2020/12/09

曇り/1023hPa/体調:普通

「開き直って完全にオフにしよう。一日本読んだり、Fireタブレットにぶちこんだカラカラ惑星でもプレイしてよう、あっ『嘘喰い』も読まなきゃ」くらいのノリですごしたら流石に体力回復してきました。

母親に頼まれて、昨日カルディコーヒーでこのビスケット買ってきたんですけど、うまいですね。キャラメルとシナモンが好きなら買って損はないと思う。リピートしちゃうかも……(無限に食ってしまう)

読んだ。

斜線堂有紀『死体埋め部の回想と再興』。かなりの推し小説である『死体埋め部の塊根と青春』の続編にあたる作品です。読むには前作を読んでからの方がいいと思います。


こっちが前作ね。

正当防衛で人を殺した祝部の前に現れた、いっしょに死体を埋めてくれる大学の先輩・折賀。たった二人の先輩後輩。先輩が求めるどうしても欲しかった理想の後輩、後輩が求める優しく頼もしい理想の先輩、二人の揃った「死体を埋めるビジネス」を繰り返すだけのサークル活動『死体埋め部』。繰り返される「死体を見て、どんな事件が起きたのか?」だけをあてる二人きりの推理ゲーム。二人の九マイル。
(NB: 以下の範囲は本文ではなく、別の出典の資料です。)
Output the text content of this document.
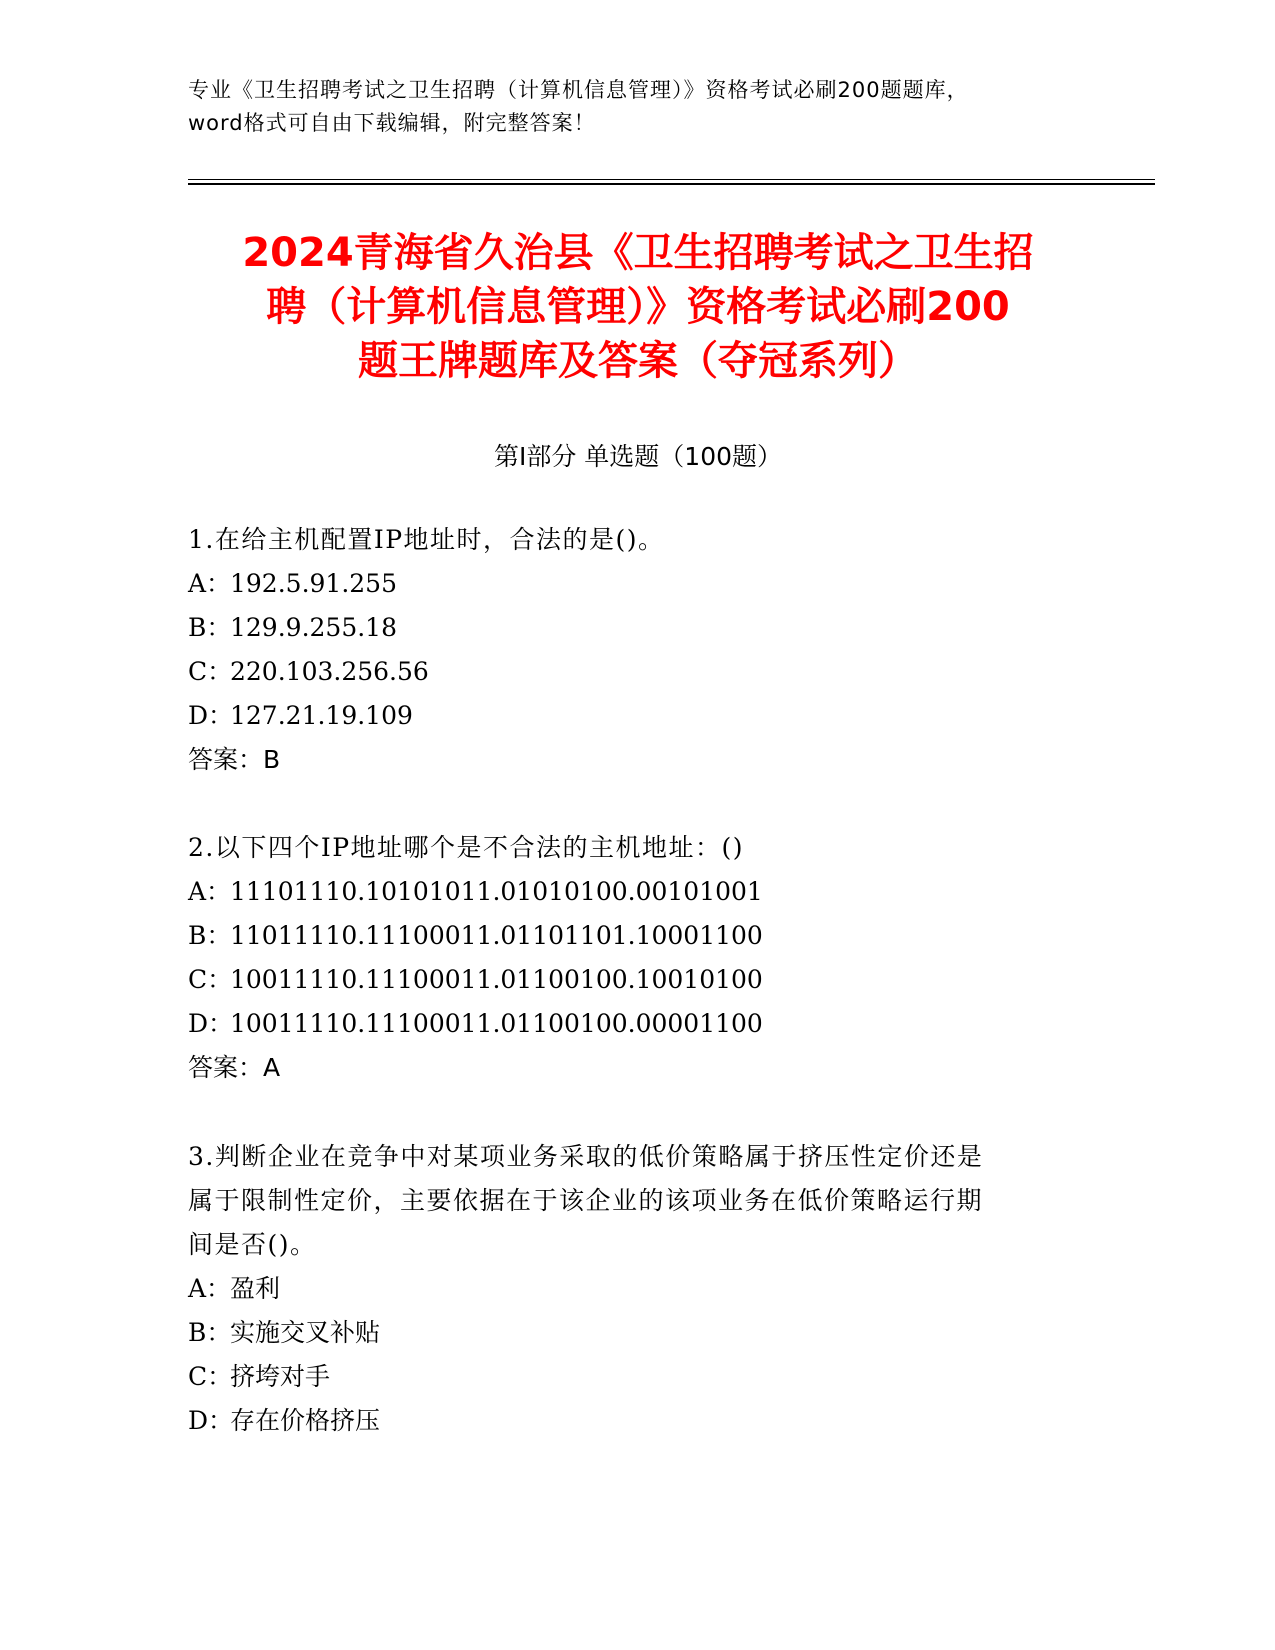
专业《卫生招聘考试之卫生招聘（计算机信息管理）》资格考试必刷200题题库，
word格式可自由下载编辑，附完整答案！
2024青海省久治县《卫生招聘考试之卫生招
聘（计算机信息管理）》资格考试必刷200
题王牌题库及答案（夺冠系列）
第I部分 单选题（100题）
1.在给主机配置IP地址时，合法的是()。
A：192.5.91.255
B：129.9.255.18
C：220.103.256.56
D：127.21.19.109
答案：B
2.以下四个IP地址哪个是不合法的主机地址：()
A：11101110.10101011.01010100.00101001
B：11011110.11100011.01101101.10001100
C：10011110.11100011.01100100.10010100
D：10011110.11100011.01100100.00001100
答案：A
3.判断企业在竞争中对某项业务采取的低价策略属于挤压性定价还是
属于限制性定价，主要依据在于该企业的该项业务在低价策略运行期
间是否()。
A：盈利
B：实施交叉补贴
C：挤垮对手
D：存在价格挤压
絶対にいつまでも続いたりしない時限式の青春を描いた『塊根と青春』、その終わりを読んだ人間のために書かれた本格ミステリです。
作者の斜線堂先生曰く「これが織賀の人生のピーク」「これが祝部の人生の終わり」その両方を一度に楽しめるとのこと。わりと邪悪な宣伝文句じゃないですか?
内容としては「梅雨の一日」「北海道死体埋め部合宿」「不在ルート」「再会ルート」となります。

お勧めする層はずばり「共犯関係が好き!」「男と男が仲良くしている小説が好き」みたいなところなんですよね。あとは「そもそも軽いタッチで書かれた功名なライト文芸が好き」なら行ける。
僕はこのシリーズがかなり水にあうらしく、ここしばらくでもかなり楽しんで読みました。凄いと思う斜線堂作品は他にもたくさんあるんですけど、一番楽しいのはこれなんですよね。
その感覚は主人公となる二人の関係性にあるかなと思います。折賀にとって祝部はたった一人の、本当に欲しかったもの。恋愛も共犯も越えた先にある「後輩」。祝部にとって折賀はたった一人の、自分を救ってくれた恩人。感謝も友情も越えた先にある「先輩」。お互いがお互いに依存しあって、仲良く死体を埋め続ける、たった二人の歪んだ日常がとても楽しいんですよ。

これは「二人が仲良くしているところをもっと読みたい」と思った読者向けの作品だと言っていいと思います。
描かれていることは基本的にはそれだし、それでいい。この二人の間には誰も介入しない。祝部が推理を語る相手は折賀だけで、祝部が語る推理を承認するのも折賀だけ。その気持に浸るためのミステリ。